А тут, по несчастию, оказалось, что у народа именно мяса-то на костях мало, да до того мало, что он на все реформы, революции, объявления прав отвечал:
Голодно, странничек, голодно,
Холодно, родименький, холодно!
[Из «Песни убого странника» в «Коробейниках» Н.А.Некрасова. – прим.ред.]
А ведь законодатели не только ломали, но и строили, не только обличали, но и поучали, да мало что поучали, заставляли учиться, и что, может, всего печальнее в больших случаях, они были правы…»
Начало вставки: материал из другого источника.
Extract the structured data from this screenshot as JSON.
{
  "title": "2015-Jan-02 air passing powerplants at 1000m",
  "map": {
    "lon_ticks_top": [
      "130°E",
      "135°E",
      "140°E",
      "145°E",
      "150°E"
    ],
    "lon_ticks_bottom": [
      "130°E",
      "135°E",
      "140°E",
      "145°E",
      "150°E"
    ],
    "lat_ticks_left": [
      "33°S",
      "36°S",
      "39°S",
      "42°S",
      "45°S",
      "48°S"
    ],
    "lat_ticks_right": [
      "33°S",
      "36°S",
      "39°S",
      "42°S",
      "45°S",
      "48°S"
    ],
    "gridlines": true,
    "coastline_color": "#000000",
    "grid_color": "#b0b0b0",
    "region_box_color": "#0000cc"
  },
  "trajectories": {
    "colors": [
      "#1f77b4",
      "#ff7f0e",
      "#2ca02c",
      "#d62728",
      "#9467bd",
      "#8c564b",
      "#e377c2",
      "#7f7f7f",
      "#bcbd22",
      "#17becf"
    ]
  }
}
С.41, о природе трагического: «Что трагического в том, что пьяного идиота убила и обобрала развратная женщина [намек на обстоятельства гибели Петра III. – Б.П.]; это случается сплошь да рядом в закоптелых домах темных лондонских переулков; или в том, что человек, обороняясь от сумасшедшего, хватил его табакеркой в висок, а другие покончили его [намек на обстоятельства гибели Павла I. – Б.П.]. Это не трагические катастрофы, а дела уголовной палаты и смирительных домов.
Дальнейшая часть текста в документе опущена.